И там, внутри, вплотную к косо опускавшейся крыше, лежал продолговатый ящичек из темного дерева длиной поболее аршина, шириной сантиметров в пятнадцать. Из простых, не лакированных, некрашеных планочек – но сработанный чертовски аккуратно, несомненно, обработанный наждаком: свет фонарика отразился от гладкого дерева, какого-то, сразу видно, благородного, уж никак не прозаического, во множестве произраставшего в России.

Когда Смолин протягивал руки, ему казалось, что он спит и видит завлекательный сон. Голова кружилась, сознание плыло. Он плохо представлял, сон вокруг или явь, на миг перед глазами все дрогнуло, поплыло…

Стиснул ладонями торцы, потянул ящичек на себя – аккуратный ящичек, не тяжелый и не легкий, соразмерный такой… Тот легко поддался. К тому времени Смолин уже разглядел на обращенной к нему стороне два плоских маленьких крючочка.

Большими пальцами рванул их вверх, порезал подушечку пальца правой, но не почувствовал боли. Внутри была плотная бумага, покрывавшая нечто, вздымавшееся семью выпуклостями. Вот ее Смолин приподнял кончиками пальцев, с величайшей обходительностью, словно был сапером и извлекал взрыватель из сложной мины.

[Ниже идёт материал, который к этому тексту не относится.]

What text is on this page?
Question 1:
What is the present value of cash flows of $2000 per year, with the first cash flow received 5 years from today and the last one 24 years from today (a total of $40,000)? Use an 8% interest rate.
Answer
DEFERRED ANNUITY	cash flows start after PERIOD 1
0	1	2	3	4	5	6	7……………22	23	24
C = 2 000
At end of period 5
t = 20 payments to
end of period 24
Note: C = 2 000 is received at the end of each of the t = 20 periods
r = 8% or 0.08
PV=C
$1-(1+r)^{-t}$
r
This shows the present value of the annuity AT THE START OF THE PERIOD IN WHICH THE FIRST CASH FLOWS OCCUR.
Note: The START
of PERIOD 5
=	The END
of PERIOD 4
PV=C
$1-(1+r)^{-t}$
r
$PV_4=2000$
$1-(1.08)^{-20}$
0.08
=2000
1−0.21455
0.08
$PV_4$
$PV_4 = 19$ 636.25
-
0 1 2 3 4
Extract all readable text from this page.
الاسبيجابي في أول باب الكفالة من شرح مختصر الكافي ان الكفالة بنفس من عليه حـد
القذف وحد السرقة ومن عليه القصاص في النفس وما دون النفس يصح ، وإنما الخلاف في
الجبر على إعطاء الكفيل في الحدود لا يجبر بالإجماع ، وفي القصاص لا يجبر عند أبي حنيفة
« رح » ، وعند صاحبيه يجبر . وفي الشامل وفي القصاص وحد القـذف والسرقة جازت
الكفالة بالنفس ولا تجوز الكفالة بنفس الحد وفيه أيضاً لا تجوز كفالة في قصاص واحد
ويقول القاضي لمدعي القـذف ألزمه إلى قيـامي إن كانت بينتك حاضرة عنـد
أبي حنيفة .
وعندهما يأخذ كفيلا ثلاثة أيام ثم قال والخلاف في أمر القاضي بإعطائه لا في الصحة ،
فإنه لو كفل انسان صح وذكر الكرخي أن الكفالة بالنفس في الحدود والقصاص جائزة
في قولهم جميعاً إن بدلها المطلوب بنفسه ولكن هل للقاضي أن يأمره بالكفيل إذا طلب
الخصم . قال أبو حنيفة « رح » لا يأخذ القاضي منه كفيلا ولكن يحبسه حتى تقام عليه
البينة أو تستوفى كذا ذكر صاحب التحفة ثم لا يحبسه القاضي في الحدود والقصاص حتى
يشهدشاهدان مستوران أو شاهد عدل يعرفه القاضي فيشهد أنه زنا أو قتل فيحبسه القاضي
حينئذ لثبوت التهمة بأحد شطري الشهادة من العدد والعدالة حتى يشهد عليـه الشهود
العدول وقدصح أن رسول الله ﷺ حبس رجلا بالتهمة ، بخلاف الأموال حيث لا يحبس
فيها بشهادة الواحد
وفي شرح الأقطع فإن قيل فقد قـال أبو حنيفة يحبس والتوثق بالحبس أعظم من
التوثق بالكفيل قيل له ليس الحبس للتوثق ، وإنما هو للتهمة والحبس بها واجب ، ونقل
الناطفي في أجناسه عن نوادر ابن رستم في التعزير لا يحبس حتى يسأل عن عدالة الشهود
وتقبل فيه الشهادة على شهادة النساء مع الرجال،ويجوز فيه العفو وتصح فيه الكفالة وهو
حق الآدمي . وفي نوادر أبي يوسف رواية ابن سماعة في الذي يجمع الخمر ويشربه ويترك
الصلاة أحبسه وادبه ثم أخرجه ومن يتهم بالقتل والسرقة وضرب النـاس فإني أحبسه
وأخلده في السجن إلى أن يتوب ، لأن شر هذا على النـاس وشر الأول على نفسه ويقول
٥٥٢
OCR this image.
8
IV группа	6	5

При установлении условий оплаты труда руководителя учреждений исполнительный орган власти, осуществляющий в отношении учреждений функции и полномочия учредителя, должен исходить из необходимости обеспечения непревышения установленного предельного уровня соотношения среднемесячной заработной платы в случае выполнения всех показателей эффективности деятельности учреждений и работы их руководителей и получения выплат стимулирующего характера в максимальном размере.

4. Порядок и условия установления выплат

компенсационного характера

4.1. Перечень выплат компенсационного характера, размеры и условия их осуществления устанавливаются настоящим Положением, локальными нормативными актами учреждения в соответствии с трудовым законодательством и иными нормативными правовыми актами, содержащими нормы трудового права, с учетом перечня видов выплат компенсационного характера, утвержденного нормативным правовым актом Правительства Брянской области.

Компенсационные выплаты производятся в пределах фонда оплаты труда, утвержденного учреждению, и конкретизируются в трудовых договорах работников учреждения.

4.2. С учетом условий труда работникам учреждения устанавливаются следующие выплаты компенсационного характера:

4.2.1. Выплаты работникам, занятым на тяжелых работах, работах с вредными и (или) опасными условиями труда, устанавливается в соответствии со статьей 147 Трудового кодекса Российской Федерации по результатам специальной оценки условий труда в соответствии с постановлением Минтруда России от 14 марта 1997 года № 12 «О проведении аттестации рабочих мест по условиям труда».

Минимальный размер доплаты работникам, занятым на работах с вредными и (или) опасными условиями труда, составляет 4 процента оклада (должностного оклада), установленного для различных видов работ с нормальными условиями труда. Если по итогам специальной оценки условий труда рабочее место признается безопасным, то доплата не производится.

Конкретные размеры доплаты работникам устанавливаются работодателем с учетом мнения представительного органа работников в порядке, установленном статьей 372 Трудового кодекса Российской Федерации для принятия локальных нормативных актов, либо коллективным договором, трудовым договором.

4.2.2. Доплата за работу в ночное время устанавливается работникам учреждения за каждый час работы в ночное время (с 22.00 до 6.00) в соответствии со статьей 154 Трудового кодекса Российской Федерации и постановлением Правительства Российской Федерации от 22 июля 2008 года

Действительно, ящичек разделен тоненькими перегородками на семь отделений, и в каждом возвышается продолговатый предмет, опять-таки тщательно обернутый бумагой.

Запустив растопыренные пальцы в крайнее правое гнездо, Смолин осторожно потянул. Предмет подался легко. Бумага, под ней тонко выделанная замша, под ней просыпавшаяся на колени мелкая пробковая крошка, еще бумага…

Он стоял на коленях, держа обеими руками яйцо размером в два раза больше обычного куриного, покоившееся на изящнейшей подставке: вычурное кольцо, три фасонных ножки… Яйцо было покрыто причудливым узором, сразу вызывавшем в памяти нечто восточное (как и общий стиль подставки), а в крупные ячеи золотого узора проглядывала чудесная даже в тусклом свете фонаря желто-палевая эмаль, гильотинированная, то есть наложенная поверх чеканного узора по металлу.

Не было ни мыслей, ни чувств – одно восторженное оцепенение. Неизвестно, сколько времени прошло, прежде чем Смолин, усмотрев миниатюрный золотой крючочек, с превеликой осторожностью поддел его ногтем, и верхняя половинка яйца откинулась на двух изящных золотых петельках.

Внутри помещался золотой одногорбый верблюд с восседавшим на нем всадником. Чалма, белый эмалевый балахон, даже черты лица – все было исполнено с поразительным совершенством, так что не было смысла гадать, кто был автором. Вопрос из кроссворда: знаменитый ювелир царских времен, первая – «эф», последняя – «е». Да, вот именно…

Вот и отыскалась исчезнувшая невесть когда семерка пасхальных яиц Фаберже, которые планировалось поднести императорской фамилии весной семнадцатого года. Нет смысла торопиться разворачивать другие – нечему там оказаться, кроме как шестерке остальных. Это, должно быть, и есть «Бедуин» – а в ящичке, конечно же, «Кедровая шишка», «Розы», «Русалка», «Радуга», «Соловьиный куст» и «Золотой петушок»… Нашел. Никому не повезло, а он нашел…

Когда схлынуло наваждение, оцепенение, блаженная нирвана, оказалось, что Смолин уже не стоит на коленях, а лежит, опираясь на левый локоть, не сводя глаз со стоявшего рядом с ящичком «Бедуина», уже закрытого.

– Прелесть, конечно… – раздался совсем рядом голос, исполненный странной смеси восторга и издевки.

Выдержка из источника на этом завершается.